Good on Amanda McLaren

I was privileged to be part of a very different driving event with Amanda McLaren 25 years ago, taking a Honda Civic around the coast of Britain to set a new petrol fuel economy record.

It was led by 'Mad Scientist' Dr Shigheru Miyano together with members of the S800 & Honda drivers' clubs plus a Kiwi contingent, including Amanda.

We made it into the Guinness Book of Records (with 78.9 mpg) in a Civic VEi which was a standard factory model - apart from the papaya orange paintwork which, I hear, may make a welcome return to McLaren's F1 cars in 2017. Good on Amanda McLaren for upholding the heritage of the team her father created.

Malcypoos 5 February 2017

Great pics......

Best one is of chooky bird in front of McLaren.
289 5 February 2017

I cant see the point.....

....of shipping 31 McLarens to a country with a rigorously enforced 62mph sleep limit. Pretty though it might be.
Ryan Bane 6 February 2017

289 wrote:

289 wrote:

....a country with a rigorously enforced 62mph sleep limit. Pretty though it might be.

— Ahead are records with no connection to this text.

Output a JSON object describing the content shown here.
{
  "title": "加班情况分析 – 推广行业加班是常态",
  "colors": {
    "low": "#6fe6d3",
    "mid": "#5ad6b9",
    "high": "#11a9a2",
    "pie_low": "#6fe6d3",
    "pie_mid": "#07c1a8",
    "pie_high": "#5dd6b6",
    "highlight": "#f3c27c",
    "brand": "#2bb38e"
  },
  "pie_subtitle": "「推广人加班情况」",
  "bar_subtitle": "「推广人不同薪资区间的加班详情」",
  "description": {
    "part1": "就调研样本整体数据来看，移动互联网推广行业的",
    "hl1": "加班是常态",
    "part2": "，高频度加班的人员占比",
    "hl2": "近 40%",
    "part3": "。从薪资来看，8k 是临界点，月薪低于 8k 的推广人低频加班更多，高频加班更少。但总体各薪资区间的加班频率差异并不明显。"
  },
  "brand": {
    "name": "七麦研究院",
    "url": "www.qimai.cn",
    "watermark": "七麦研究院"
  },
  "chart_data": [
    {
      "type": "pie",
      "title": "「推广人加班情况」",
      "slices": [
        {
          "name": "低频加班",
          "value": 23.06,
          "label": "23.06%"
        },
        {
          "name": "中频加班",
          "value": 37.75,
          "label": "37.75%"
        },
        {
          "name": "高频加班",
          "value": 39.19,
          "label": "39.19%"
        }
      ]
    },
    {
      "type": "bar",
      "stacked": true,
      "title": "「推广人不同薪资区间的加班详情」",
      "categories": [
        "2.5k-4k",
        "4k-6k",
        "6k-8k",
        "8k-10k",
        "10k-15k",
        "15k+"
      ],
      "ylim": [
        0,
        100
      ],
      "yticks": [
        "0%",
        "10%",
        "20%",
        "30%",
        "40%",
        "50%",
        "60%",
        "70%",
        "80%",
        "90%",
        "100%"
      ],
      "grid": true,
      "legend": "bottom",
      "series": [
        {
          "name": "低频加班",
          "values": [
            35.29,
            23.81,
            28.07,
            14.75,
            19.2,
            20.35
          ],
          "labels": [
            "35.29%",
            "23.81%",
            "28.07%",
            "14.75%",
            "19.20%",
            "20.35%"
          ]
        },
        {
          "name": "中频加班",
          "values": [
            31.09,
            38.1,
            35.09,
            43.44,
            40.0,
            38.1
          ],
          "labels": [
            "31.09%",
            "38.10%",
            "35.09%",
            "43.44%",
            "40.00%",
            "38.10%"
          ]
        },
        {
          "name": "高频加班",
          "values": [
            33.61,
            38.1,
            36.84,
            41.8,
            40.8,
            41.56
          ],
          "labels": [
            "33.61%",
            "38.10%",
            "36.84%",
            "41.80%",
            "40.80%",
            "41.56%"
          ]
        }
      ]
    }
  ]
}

Over 60000miles of roads and barely a thousand traffic enforcers in NZ. Pick your time and place, pretty low risk of being caught. Otherwise plenty of tight and twisty roads where 60-65mph is still a lot of fun. Not forgetting the extraordinary scenery in the South Island.

289 6 February 2017

@ Ryan Bane

Agreed fine scenery but you don't need the cost of shipping a McLaren there to enjoy.
At 60 mph any hire car will do the trick at a fraction of the cost of shipping.